The term HTML5 (the biggest buzzword in web technology since AJAX) means this discussion is often framed by a very lazy and simplistic two-sided argument: you’re either for HTML5 or you’re against it. Of course, the reality is rather more nuanced, and I want to explain our current thinking on building cross-platform mobile applications here at the Guardian, where we build specific mobile experiences for the Web, iPhone, iPad, Android and Windows Phone 7.

What’s the difference?

The common belief is that mobile applications built with web technologies are slower and more sluggish than their native equivalents. In general, that’s a reasonable assertion to make. Having access to a device’s native rendering tools is going to result in smooth and fast interactions on screen. If you’re using a WebView you have to pass that work through to a browser-based rendering engine such as WebKit, and then let it deal with parsing HTML, CSS and painting this to the screen. This is the primary reason Facebook have chosen to use fewer WebViews in the most recent version of their main iPhone app (and possibly Android apps, in the future).

However, notice that I say fewer WebViews. It’s likely that Facebook have reduced the use of WebViews for some of their core interactive pages, such as timelines and profiles. I strongly doubt that they will remove use of all WebViews in their apps, because WebViews are extremely useful when you need to do one particular thing: render HTML.

Betting on HTML

The Guardian publishes the body text of all news stories through our Content API as HTML. This HTML is consumed by our mobile website, our iOS, Android, and Windows Phone 7 apps, our Facebook app, and any other third-party applications built on our API.

Sometimes, the developers who work on these apps have to jump through a few hoops to deal with that HTML. They have to make sure that the code they use to render that content can cope with the arbitrary HTML that is thrown at it.
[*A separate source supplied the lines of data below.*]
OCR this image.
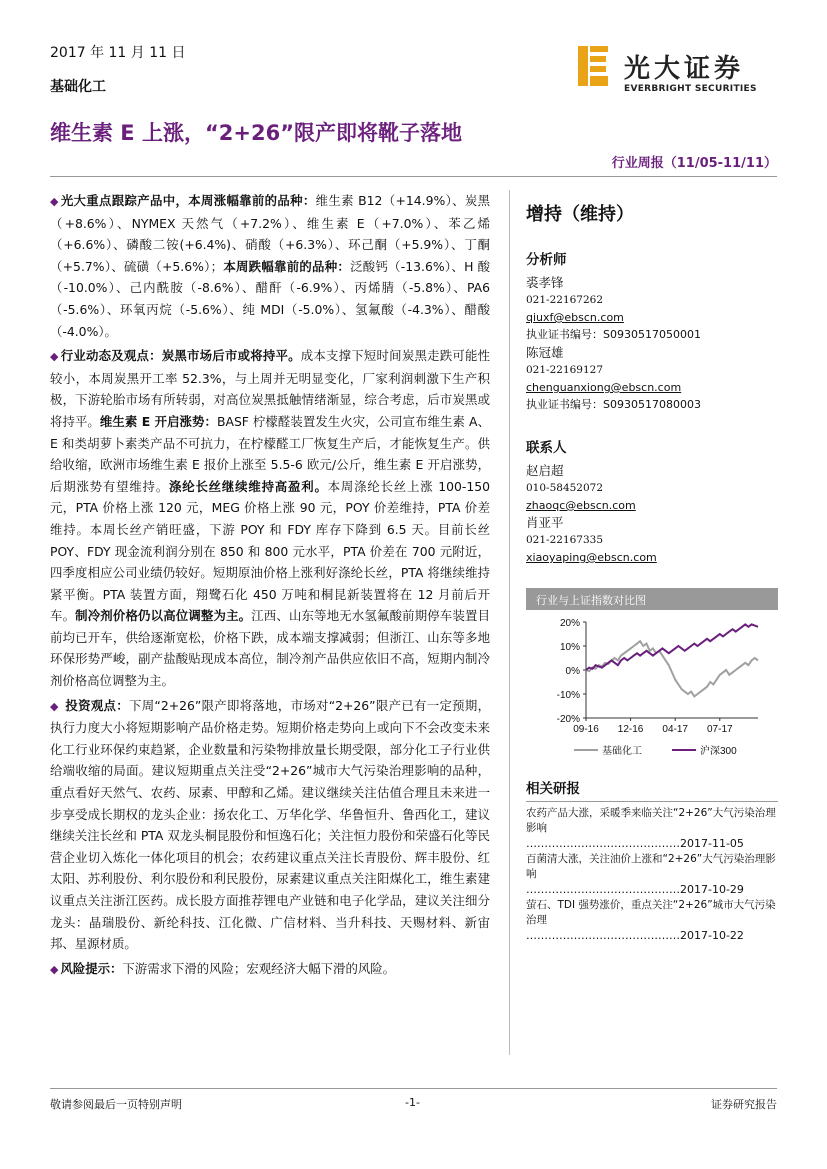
2017 年 11 月 11 日
基础化工
光大证券
EVERBRIGHT SECURITIES
维生素 E 上涨，“2+26”限产即将靴子落地
行业周报（11/05-11/11）

◆ 光大重点跟踪产品中，本周涨幅靠前的品种：维生素 B12（+14.9%）、炭黑（+8.6%）、NYMEX 天然气（+7.2%）、维生素 E（+7.0%）、苯乙烯（+6.6%）、磷酸二铵(+6.4%)、硝酸（+6.3%）、环己酮（+5.9%）、丁酮（+5.7%）、硫磺（+5.6%）；本周跌幅靠前的品种：泛酸钙（-13.6%）、H 酸（-10.0%）、己内酰胺（-8.6%）、醋酐（-6.9%）、丙烯腈（-5.8%）、PA6（-5.6%）、环氧丙烷（-5.6%）、纯 MDI（-5.0%）、氢氟酸（-4.3%）、醋酸（-4.0%）。

◆ 行业动态及观点：炭黑市场后市或将持平。成本支撑下短时间炭黑走跌可能性较小，本周炭黑开工率 52.3%，与上周并无明显变化，厂家利润刺激下生产积极，下游轮胎市场有所转弱，对高位炭黑抵触情绪渐显，综合考虑，后市炭黑或将持平。维生素 E 开启涨势：BASF 柠檬醛装置发生火灾，公司宣布维生素 A、E 和类胡萝卜素类产品不可抗力，在柠檬醛工厂恢复生产后，才能恢复生产。供给收缩，欧洲市场维生素 E 报价上涨至 5.5-6 欧元/公斤，维生素 E 开启涨势，后期涨势有望维持。涤纶长丝继续维持高盈利。本周涤纶长丝上涨 100-150 元，PTA 价格上涨 120 元，MEG 价格上涨 90 元，POY 价差维持，PTA 价差维持。本周长丝产销旺盛，下游 POY 和 FDY 库存下降到 6.5 天。目前长丝 POY、FDY 现金流利润分别在 850 和 800 元水平，PTA 价差在 700 元附近，四季度相应公司业绩仍较好。短期原油价格上涨利好涤纶长丝，PTA 将继续维持紧平衡。PTA 装置方面，翔鹭石化 450 万吨和桐昆新装置将在 12 月前后开车。制冷剂价格仍以高位调整为主。江西、山东等地无水氢氟酸前期停车装置目前均已开车，供给逐渐宽松，价格下跌，成本端支撑减弱；但浙江、山东等多地环保形势严峻，副产盐酸贴现成本高位，制冷剂产品供应依旧不高，短期内制冷剂价格高位调整为主。

◆ 投资观点：下周“2+26”限产即将落地，市场对“2+26”限产已有一定预期，执行力度大小将短期影响产品价格走势。短期价格走势向上或向下不会改变未来化工行业环保约束趋紧，企业数量和污染物排放量长期受限，部分化工子行业供给端收缩的局面。建议短期重点关注受“2+26”城市大气污染治理影响的品种，重点看好天然气、农药、尿素、甲醇和乙烯。建议继续关注估值合理且未来进一步享受成长期权的龙头企业：扬农化工、万华化学、华鲁恒升、鲁西化工，建议继续关注长丝和 PTA 双龙头桐昆股份和恒逸石化；关注恒力股份和荣盛石化等民营企业切入炼化一体化项目的机会；农药建议重点关注长青股份、辉丰股份、红太阳、苏利股份、利尔股份和利民股份，尿素建议重点关注阳煤化工，维生素建议重点关注浙江医药。成长股方面推荐锂电产业链和电子化学品，建议关注细分龙头：晶瑞股份、新纶科技、江化微、广信材料、当升科技、天赐材料、新宙邦、星源材质。

◆ 风险提示：下游需求下滑的风险；宏观经济大幅下滑的风险。

增持（维持）
分析师
裘孝锋
021-22167262
qiuxf@ebscn.com
执业证书编号：S0930517050001
陈冠雄
021-22169127
chenguanxiong@ebscn.com
执业证书编号：S0930517080003
联系人
赵启超
010-58452072
zhaoqc@ebscn.com
肖亚平
021-22167335
xiaoyaping@ebscn.com
行业与上证指数对比图
-20%
-10%
0%
10%
20%
09-16 12-16 04-17 07-17
基础化工	沪深300
相关研报
农药产品大涨，采暖季来临关注“2+26”大气污染治理影响
……………………………………2017-11-05
百菌清大涨，关注油价上涨和“2+26”大气污染治理影响
……………………………………2017-10-29
萤石、TDI 强势涨价，重点关注“2+26”城市大气污染治理
……………………………………2017-10-22
敬请参阅最后一页特别声明	-1-	证券研究报告
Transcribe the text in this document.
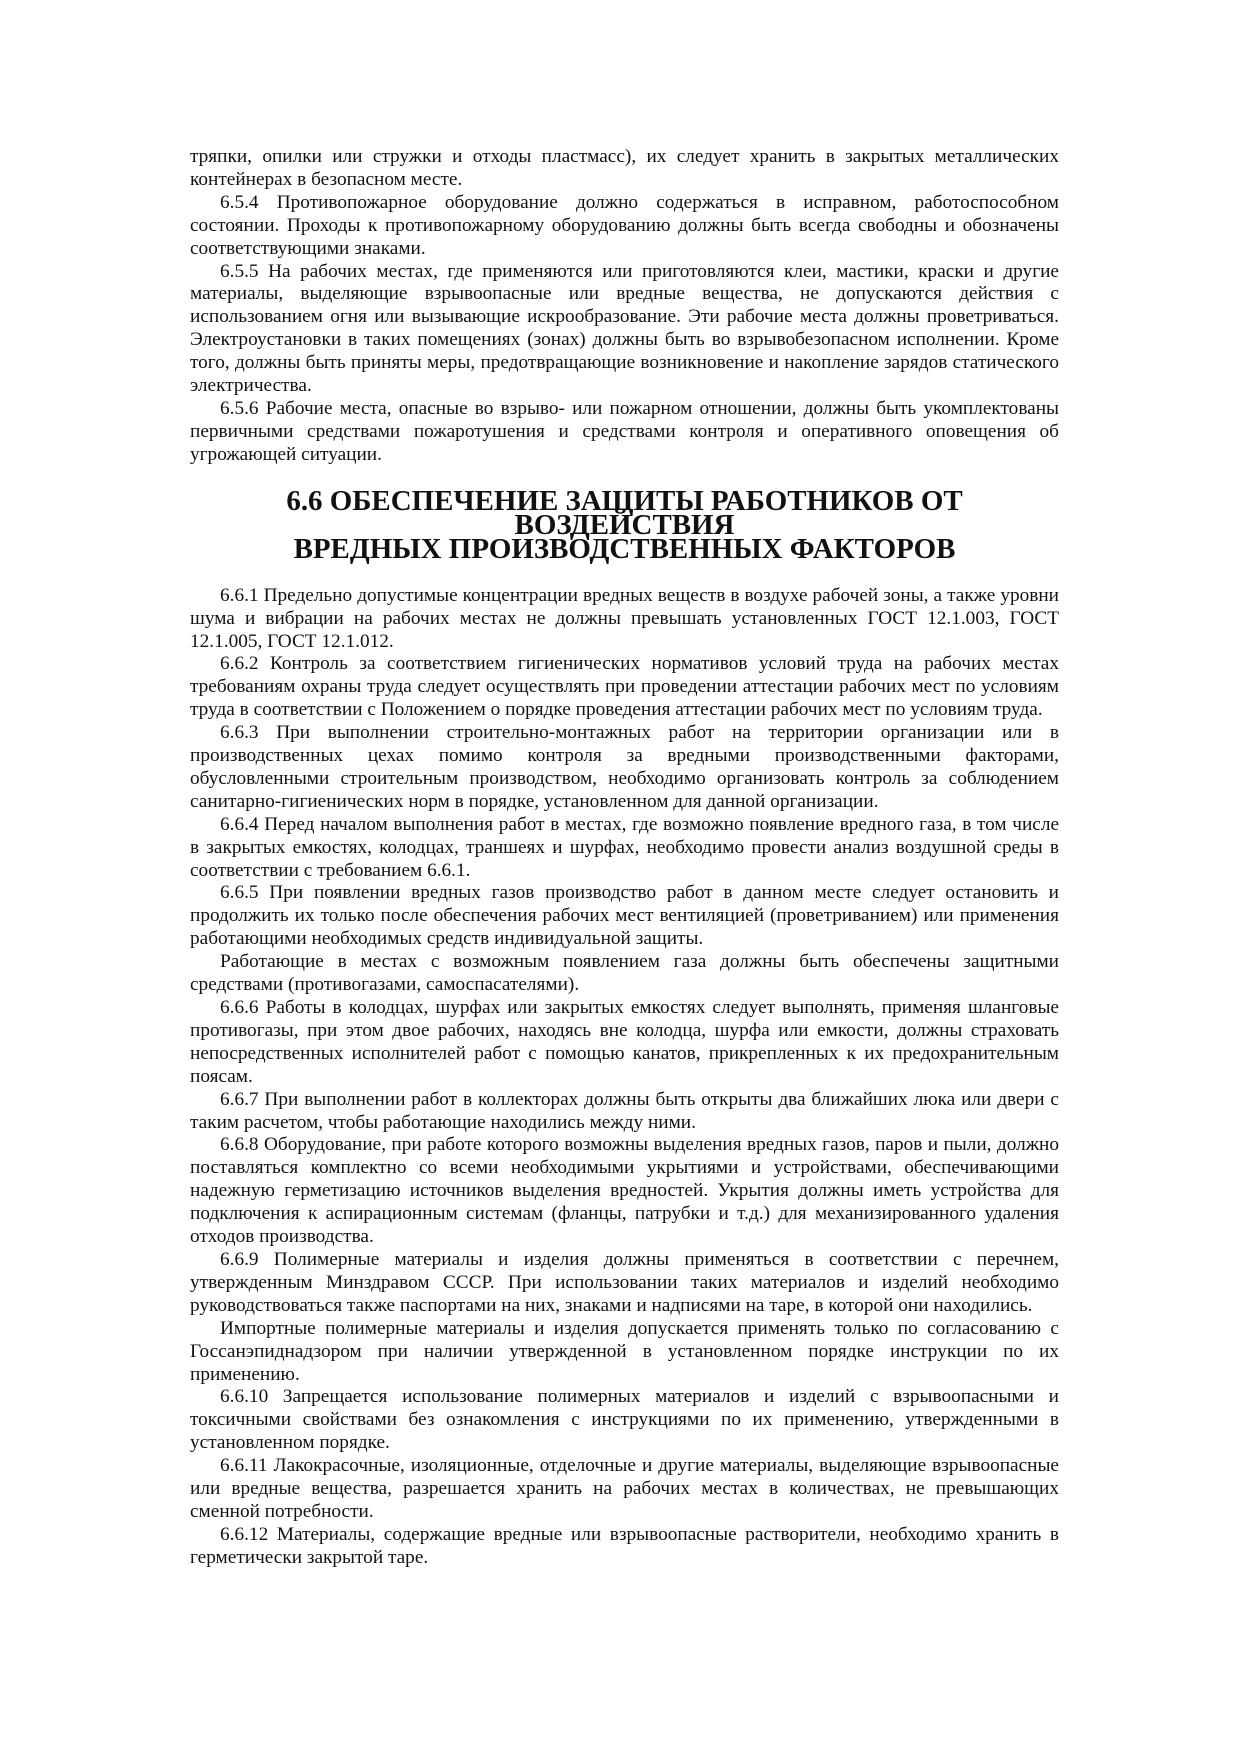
тряпки, опилки или стружки и отходы пластмасс), их следует хранить в закрытых металлических контейнерах в безопасном месте.

6.5.4 Противопожарное оборудование должно содержаться в исправном, работоспособном состоянии. Проходы к противопожарному оборудованию должны быть всегда свободны и обозначены соответствующими знаками.

6.5.5 На рабочих местах, где применяются или приготовляются клеи, мастики, краски и другие материалы, выделяющие взрывоопасные или вредные вещества, не допускаются действия с использованием огня или вызывающие искрообразование. Эти рабочие места должны проветриваться. Электроустановки в таких помещениях (зонах) должны быть во взрывобезопасном исполнении. Кроме того, должны быть приняты меры, предотвращающие возникновение и накопление зарядов статического электричества.

6.5.6 Рабочие места, опасные во взрыво- или пожарном отношении, должны быть укомплектованы первичными средствами пожаротушения и средствами контроля и оперативного оповещения об угрожающей ситуации.

6.6 ОБЕСПЕЧЕНИЕ ЗАЩИТЫ РАБОТНИКОВ ОТ ВОЗДЕЙСТВИЯ
ВРЕДНЫХ ПРОИЗВОДСТВЕННЫХ ФАКТОРОВ

6.6.1 Предельно допустимые концентрации вредных веществ в воздухе рабочей зоны, а также уровни шума и вибрации на рабочих местах не должны превышать установленных ГОСТ 12.1.003, ГОСТ 12.1.005, ГОСТ 12.1.012.

6.6.2 Контроль за соответствием гигиенических нормативов условий труда на рабочих местах требованиям охраны труда следует осуществлять при проведении аттестации рабочих мест по условиям труда в соответствии с Положением о порядке проведения аттестации рабочих мест по условиям труда.

6.6.3 При выполнении строительно-монтажных работ на территории организации или в производственных цехах помимо контроля за вредными производственными факторами, обусловленными строительным производством, необходимо организовать контроль за соблюдением санитарно-гигиенических норм в порядке, установленном для данной организации.

6.6.4 Перед началом выполнения работ в местах, где возможно появление вредного газа, в том числе в закрытых емкостях, колодцах, траншеях и шурфах, необходимо провести анализ воздушной среды в соответствии с требованием 6.6.1.

6.6.5 При появлении вредных газов производство работ в данном месте следует остановить и продолжить их только после обеспечения рабочих мест вентиляцией (проветриванием) или применения работающими необходимых средств индивидуальной защиты.

Работающие в местах с возможным появлением газа должны быть обеспечены защитными средствами (противогазами, самоспасателями).

6.6.6 Работы в колодцах, шурфах или закрытых емкостях следует выполнять, применяя шланговые противогазы, при этом двое рабочих, находясь вне колодца, шурфа или емкости, должны страховать непосредственных исполнителей работ с помощью канатов, прикрепленных к их предохранительным поясам.

6.6.7 При выполнении работ в коллекторах должны быть открыты два ближайших люка или двери с таким расчетом, чтобы работающие находились между ними.

6.6.8 Оборудование, при работе которого возможны выделения вредных газов, паров и пыли, должно поставляться комплектно со всеми необходимыми укрытиями и устройствами, обеспечивающими надежную герметизацию источников выделения вредностей. Укрытия должны иметь устройства для подключения к аспирационным системам (фланцы, патрубки и т.д.) для механизированного удаления отходов производства.

6.6.9 Полимерные материалы и изделия должны применяться в соответствии с перечнем, утвержденным Минздравом СССР. При использовании таких материалов и изделий необходимо руководствоваться также паспортами на них, знаками и надписями на таре, в которой они находились.

Импортные полимерные материалы и изделия допускается применять только по согласованию с Госсанэпиднадзором при наличии утвержденной в установленном порядке инструкции по их применению.

6.6.10 Запрещается использование полимерных материалов и изделий с взрывоопасными и токсичными свойствами без ознакомления с инструкциями по их применению, утвержденными в установленном порядке.

6.6.11 Лакокрасочные, изоляционные, отделочные и другие материалы, выделяющие взрывоопасные или вредные вещества, разрешается хранить на рабочих местах в количествах, не превышающих сменной потребности.

6.6.12 Материалы, содержащие вредные или взрывоопасные растворители, необходимо хранить в герметически закрытой таре.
And sometimes, they have a jolly good moan about this. But unfortunately, it’s their problem.

HTML is an extremely stable and trustworthy format. If there’s any format I’d be willing to bet on long-term (and I mean long-long-term), it’s HTML. Equally importantly, the mechanisms for rendering HTML are also stable and trustworthy. They are ubiquitous in all manner of devices across the world. The details of how to build them are specified in painstaking detail in multiple public and open forums. No format for marking up textual content has ever been so successful, and it makes absolute sense to mark up our article content using that format – including embedding images and other media, and links to other documents.

If your app chooses to render using a proprietary, platform-specific technology, that’s great. But you’ll have to deal with the fact that our article content is presented to you as HTML. Of course, a better way is to use a rendering technology that is designed to render HTML. iOS and Android-powered devices come with one of the most powerful rendering engines of them all: WebKit. Windows Phone 7 comes with a version of Windows Internet Explorer – which is, as much as you hear people moan about it, a modern and trustworthy platform.

The hybrid approach

At the Guardian we believe that the performance benefits that native code gives us results in a better experience for our users, and this is a primary consideration for us when evaluating client-side technology. We have experimented building with tools like PhoneGap, Titanium, and Kirin, and we don’t rule out using these kind of approaches for a certain class of application.

For our core applications, however – the applications that deliver the Guardian’s journalism to over 60 million unique browsers per month across the world – we’ll continue to build native applications. We’ll continue to use the expertise we’ve built up in-house on these platforms, and to take advantage of the quality of those platforms’ SDKs, and the quality of the experiences they can provide.

However, inside of those native applications, when it comes to rendering the HTML that our article content relies on, we’re more than happy to take advantage of the HTML rendering technology provided by that platform.